É também disso que trata o documentário. Sobre entender os portugueses. Para ele sempre se tratou disso: não era apenas fotografar-nos. Ele quer perceber-nos. Ou, dito de outra forma, precisa das legendas emocionais para juntar às fotografias que começou a captar há meio século.

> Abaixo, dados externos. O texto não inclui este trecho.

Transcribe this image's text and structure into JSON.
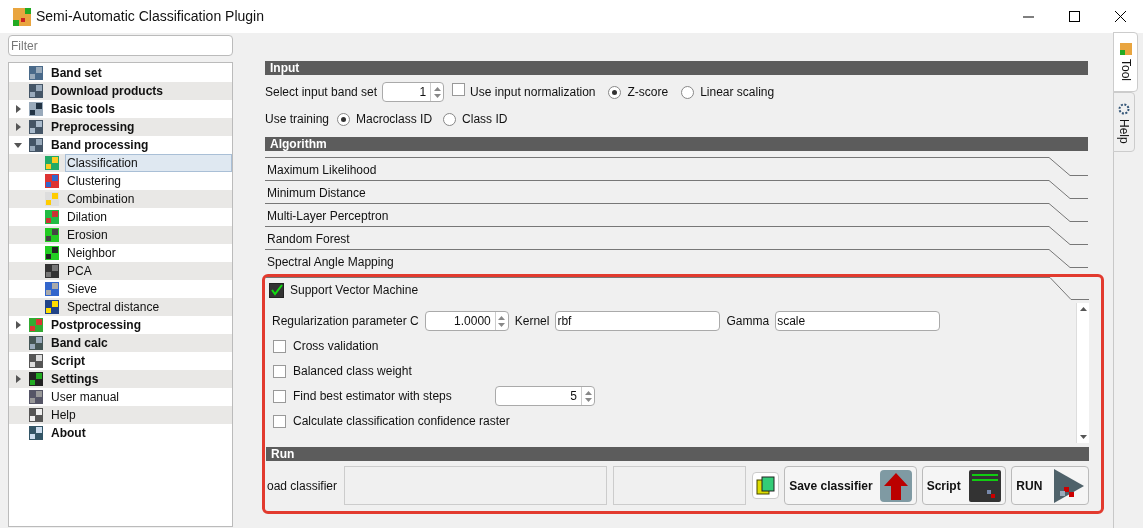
{
  "window": {
    "title": "Semi-Automatic Classification Plugin"
  },
  "filter": {
    "placeholder": "Filter"
  },
  "tree": [
    {
      "label": "Band set",
      "bold": true,
      "selected": false
    },
    {
      "label": "Download products",
      "bold": true,
      "selected": false
    },
    {
      "label": "Basic tools",
      "bold": true,
      "selected": false,
      "expanded": false
    },
    {
      "label": "Preprocessing",
      "bold": true,
      "selected": false,
      "expanded": false
    },
    {
      "label": "Band processing",
      "bold": true,
      "selected": false,
      "expanded": true,
      "children": [
        {
          "label": "Classification",
          "bold": false,
          "selected": true
        },
        {
          "label": "Clustering",
          "bold": false,
          "selected": false
        },
        {
          "label": "Combination",
          "bold": false,
          "selected": false
        },
        {
          "label": "Dilation",
          "bold": false,
          "selected": false
        },
        {
          "label": "Erosion",
          "bold": false,
          "selected": false
        },
        {
          "label": "Neighbor",
          "bold": false,
          "selected": false
        },
        {
          "label": "PCA",
          "bold": false,
          "selected": false
        },
        {
          "label": "Sieve",
          "bold": false,
          "selected": false
        },
        {
          "label": "Spectral distance",
          "bold": false,
          "selected": false
        }
      ]
    },
    {
      "label": "Postprocessing",
      "bold": true,
      "selected": false,
      "expanded": false
    },
    {
      "label": "Band calc",
      "bold": true,
      "selected": false
    },
    {
      "label": "Script",
      "bold": true,
      "selected": false
    },
    {
      "label": "Settings",
      "bold": true,
      "selected": false,
      "expanded": false
    },
    {
      "label": "User manual",
      "bold": false,
      "selected": false
    },
    {
      "label": "Help",
      "bold": false,
      "selected": false
    },
    {
      "label": "About",
      "bold": true,
      "selected": false
    }
  ],
  "side_tabs": [
    {
      "label": "Tool",
      "selected": true
    },
    {
      "label": "Help",
      "selected": false
    }
  ],
  "input": {
    "title": "Input",
    "band_set_label": "Select input band set",
    "band_set": "1",
    "normalization": {
      "label": "Use input normalization",
      "checked": false
    },
    "normalization_modes": [
      {
        "label": "Z-score",
        "selected": true
      },
      {
        "label": "Linear scaling",
        "selected": false
      }
    ],
    "training_label": "Use training",
    "training_modes": [
      {
        "label": "Macroclass ID",
        "selected": true
      },
      {
        "label": "Class ID",
        "selected": false
      }
    ]
  },
  "algorithm": {
    "title": "Algorithm",
    "items": [
      {
        "label": "Maximum Likelihood",
        "expanded": false
      },
      {
        "label": "Minimum Distance",
        "expanded": false
      },
      {
        "label": "Multi-Layer Perceptron",
        "expanded": false
      },
      {
        "label": "Random Forest",
        "expanded": false
      },
      {
        "label": "Spectral Angle Mapping",
        "expanded": false
      },
      {
        "label": "Support Vector Machine",
        "expanded": true,
        "checked": true
      }
    ]
  },
  "svm": {
    "regularization_label": "Regularization parameter C",
    "regularization": "1.0000",
    "kernel_label": "Kernel",
    "kernel": "rbf",
    "gamma_label": "Gamma",
    "gamma": "scale",
    "options": [
      {
        "label": "Cross validation",
        "checked": false
      },
      {
        "label": "Balanced class weight",
        "checked": false
      },
      {
        "label": "Find best estimator with steps",
        "checked": false,
        "steps": "5"
      },
      {
        "label": "Calculate classification confidence raster",
        "checked": false
      }
    ]
  },
  "run": {
    "title": "Run",
    "load_label": "oad classifier",
    "buttons": [
      {
        "kind": "save",
        "label": "Save classifier"
      },
      {
        "kind": "script",
        "label": "Script"
      },
      {
        "kind": "run",
        "label": "RUN"
      }
    ]
  }
}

Para isso Neal Slavin conversou com os fadistas Mariza e Carlos do Carmo, o selecionador nacional Fernando Santos, o estilista Nuno Gama ou o outro americano também apaixonado por Portugal, o surfista Garret McNamara. E, cada um à sua maneira, num filme que foi editado por Tariq Anwar (nomeado para os Oscars da Academia por “Beleza americana” ou “O discurso do Rei”) e que obrigou a muitas horas de consulta em arquivos e acervos históricos, ajudaram o fotógrafo realizador a completar o álbum de família de um país. Ou a tirar-nos o retrato completo. Agora, aos 80 anos, diferente daquele que captou quando tinha 27.

(Foto: Neal Slavin)

“Os portugueses fazem o que têm de fazer, mas têm sempre uma certa vulnerabilidade”, diz ele. “E foi isso que me fez o clique para voltar. Em 1968 o meu pretexto, a minha razão para começar a fotografar pessoas foi a tristeza. Agora foi a vulnerabilidade. Acho que são dois conceitos que combinam bem.”

É verdade. Mesmo que estejam separados por 50 anos.